Meet Cute: Averted surpisingly often when you consider that each book typically has three or four couples. However, it does happen sometimes:
Maud ducking into George's cab to hide from her brother in A Damsel in Distress, for example.
Barmy accidentally setting Dinty Moore's hat on fire in Barmy in Wonderland.
"But I am diffident. What's the good of saying I mustn't be diffident when I'm the man who wrote the words and music, when Diffidence is my middle name and my telegraphic address? I can't help being diffident."
One Steve Limit: Enforced by the author, to the extent that, if two previously-established characters with the same first name later appear in the same book, he'll change one.
Plato Is a Moron: In "The Clicking of Cuthbert," Russian novelist Vladimir Brusiloff opines that no novelists anywhere are any good besides himself, though Tolstoy and P.G. Wodehouse are "not bad."
Psmith Psyndrome: The Psmith series is the Trope Namer, but it also shows up in the Mr.

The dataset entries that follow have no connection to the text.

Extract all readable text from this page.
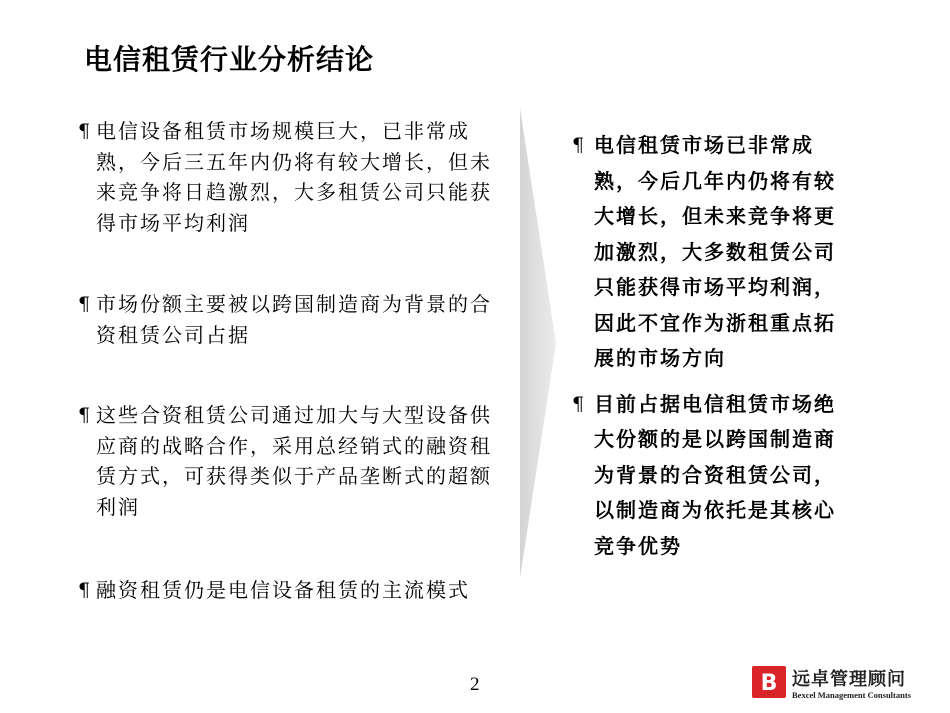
电信租赁行业分析结论
¶ 电信设备租赁市场规模巨大，已非常成熟，今后三五年内仍将有较大增长，但未来竞争将日趋激烈，大多租赁公司只能获得市场平均利润
¶ 市场份额主要被以跨国制造商为背景的合资租赁公司占据
¶ 这些合资租赁公司通过加大与大型设备供应商的战略合作，采用总经销式的融资租赁方式，可获得类似于产品垄断式的超额利润
¶ 融资租赁仍是电信设备租赁的主流模式
¶ 电信租赁市场已非常成熟，今后几年内仍将有较大增长，但未来竞争将更加激烈，大多数租赁公司只能获得市场平均利润，因此不宜作为浙租重点拓展的市场方向
¶ 目前占据电信租赁市场绝大份额的是以跨国制造商为背景的合资租赁公司，以制造商为依托是其核心竞争优势
2	B 远卓管理顾问
Bexcel Management Consultants
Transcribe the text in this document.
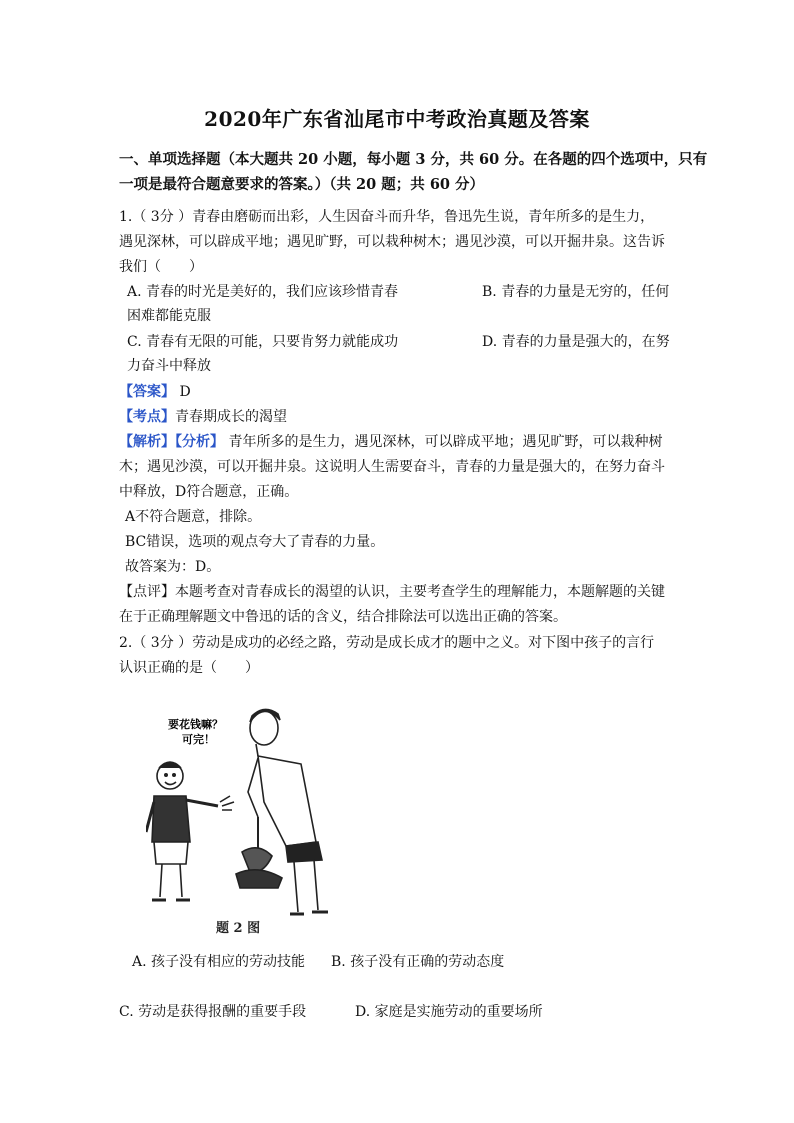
2020年广东省汕尾市中考政治真题及答案
一、单项选择题（本大题共 20 小题，每小题 3 分，共 60 分。在各题的四个选项中，只有
一项是最符合题意要求的答案。）（共 20 题；共 60 分）
1.（ 3分 ）青春由磨砺而出彩，人生因奋斗而升华，鲁迅先生说，青年所多的是生力，
遇见深林，可以辟成平地；遇见旷野，可以栽种树木；遇见沙漠，可以开掘井泉。这告诉
我们（　　）
A. 青春的时光是美好的，我们应该珍惜青春	B. 青春的力量是无穷的，任何
困难都能克服
C. 青春有无限的可能，只要肯努力就能成功	D. 青春的力量是强大的，在努
力奋斗中释放
【答案】 D
【考点】青春期成长的渴望
【解析】【分析】 青年所多的是生力，遇见深林，可以辟成平地；遇见旷野，可以栽种树
木；遇见沙漠，可以开掘井泉。这说明人生需要奋斗，青春的力量是强大的，在努力奋斗
中释放，D符合题意，正确。
A不符合题意，排除。
BC错误，选项的观点夸大了青春的力量。
故答案为：D。
【点评】本题考查对青春成长的渴望的认识，主要考查学生的理解能力，本题解题的关键
在于正确理解题文中鲁迅的话的含义，结合排除法可以选出正确的答案。
2.（ 3分 ）劳动是成功的必经之路，劳动是成长成才的题中之义。对下图中孩子的言行
认识正确的是（　　）
要花钱嘛？
可完！
题 2 图
A. 孩子没有相应的劳动技能 B. 孩子没有正确的劳动态度
C. 劳动是获得报酬的重要手段	D. 家庭是实施劳动的重要场所
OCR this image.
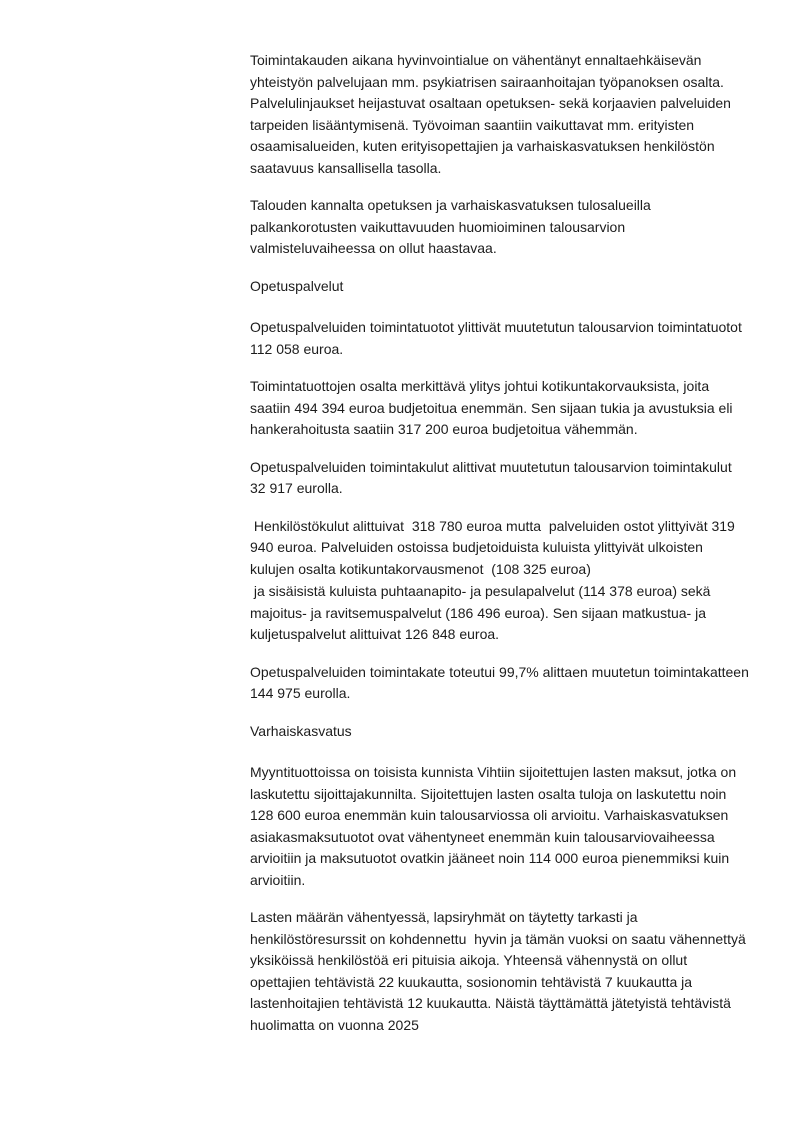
Toimintakauden aikana hyvinvointialue on vähentänyt ennaltaehkäisevän yhteistyön palvelujaan mm. psykiatrisen sairaanhoitajan työpanoksen osalta. Palvelulinjaukset heijastuvat osaltaan opetuksen- sekä korjaavien palveluiden tarpeiden lisääntymisenä. Työvoiman saantiin vaikuttavat mm. erityisten osaamisalueiden, kuten erityisopettajien ja varhaiskasvatuksen henkilöstön saatavuus kansallisella tasolla.

Talouden kannalta opetuksen ja varhaiskasvatuksen tulosalueilla palkankorotusten vaikuttavuuden huomioiminen talousarvion valmisteluvaiheessa on ollut haastavaa.

Opetuspalvelut

Opetuspalveluiden toimintatuotot ylittivät muutetutun talousarvion toimintatuotot  112 058 euroa.

Toimintatuottojen osalta merkittävä ylitys johtui kotikuntakorvauksista, joita saatiin 494 394 euroa budjetoitua enemmän. Sen sijaan tukia ja avustuksia eli hankerahoitusta saatiin 317 200 euroa budjetoitua vähemmän.

Opetuspalveluiden toimintakulut alittivat muutetutun talousarvion toimintakulut  32 917 eurolla.

Henkilöstökulut alittuivat  318 780 euroa mutta  palveluiden ostot ylittyivät 319 940 euroa. Palveluiden ostoissa budjetoiduista kuluista ylittyivät ulkoisten kulujen osalta kotikuntakorvausmenot  (108 325 euroa)

ja sisäisistä kuluista puhtaanapito- ja pesulapalvelut (114 378 euroa) sekä majoitus- ja ravitsemuspalvelut (186 496 euroa). Sen sijaan matkustua- ja kuljetuspalvelut alittuivat 126 848 euroa.

Opetuspalveluiden toimintakate toteutui 99,7% alittaen muutetun toimintakatteen  144 975 eurolla.

Varhaiskasvatus

Myyntituottoissa on toisista kunnista Vihtiin sijoitettujen lasten maksut, jotka on laskutettu sijoittajakunnilta. Sijoitettujen lasten osalta tuloja on laskutettu noin 128 600 euroa enemmän kuin talousarviossa oli arvioitu. Varhaiskasvatuksen asiakasmaksutuotot ovat vähentyneet enemmän kuin talousarviovaiheessa arvioitiin ja maksutuotot ovatkin jääneet noin 114 000 euroa pienemmiksi kuin arvioitiin.

Lasten määrän vähentyessä, lapsiryhmät on täytetty tarkasti ja henkilöstöresurssit on kohdennettu  hyvin ja tämän vuoksi on saatu vähennettyä yksiköissä henkilöstöä eri pituisia aikoja. Yhteensä vähennystä on ollut opettajien tehtävistä 22 kuukautta, sosionomin tehtävistä 7 kuukautta ja lastenhoitajien tehtävistä 12 kuukautta. Näistä täyttämättä jätetyistä tehtävistä huolimatta on vuonna 2025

Mulliner story "A Slice of Life" with a man named ffinch-ffarrowmere.
Shout Out: In his short story "Honeysuckle Cottage", Wodehouse called his soupy heroine "Rose Maynard" as a tribute to W.S. Gilbert, whose plots he freely admitted to admiring more than Shakespeare's.
Single Woman Seeks Good Man: Many, and many inversions, though the goodness is often nothing more than being reasonably brave, truthful, kind, and sporty.
Take That: After Wodehouse had been denounced by the orders of the Minister of Information, Alfred Duff Cooper, he was lambasted in the newspapers by his fellow-author, A.A. Milne. In The Mating Season, written while Wodehouse was being held by the Germans, Gussie Fink-Nottle on being arrested gives his name as "Duff Cooper"; in the same novel, Bertie Wooster is sickened by the prospect of reading Milne's "Christopher Robin" poems publicly. Wodehouse returned to the attack in "Rodney Has A Relapse", in which reformed vers libre poet Rodney Spelvin writes smarmy poems about his toddler son, "Timothy Bobbin".
A Tragedy of Impulsiveness: Played with and ultimately averted in Jill the Reckless. Jill's impulsiveness is frowned upon by quite a few characters and even causes her fiancé to break off the engagement. However, it turns out that the fiancé wasn't such a great guy anyway, and Jill's Second Love understands that her recklessness is one of her finest qualities.
Vitriolic Best Buds: Any two characters who are friends will have at least a little of this going on; the Drones in particular greet each other with lines like "Cheerio, ugly."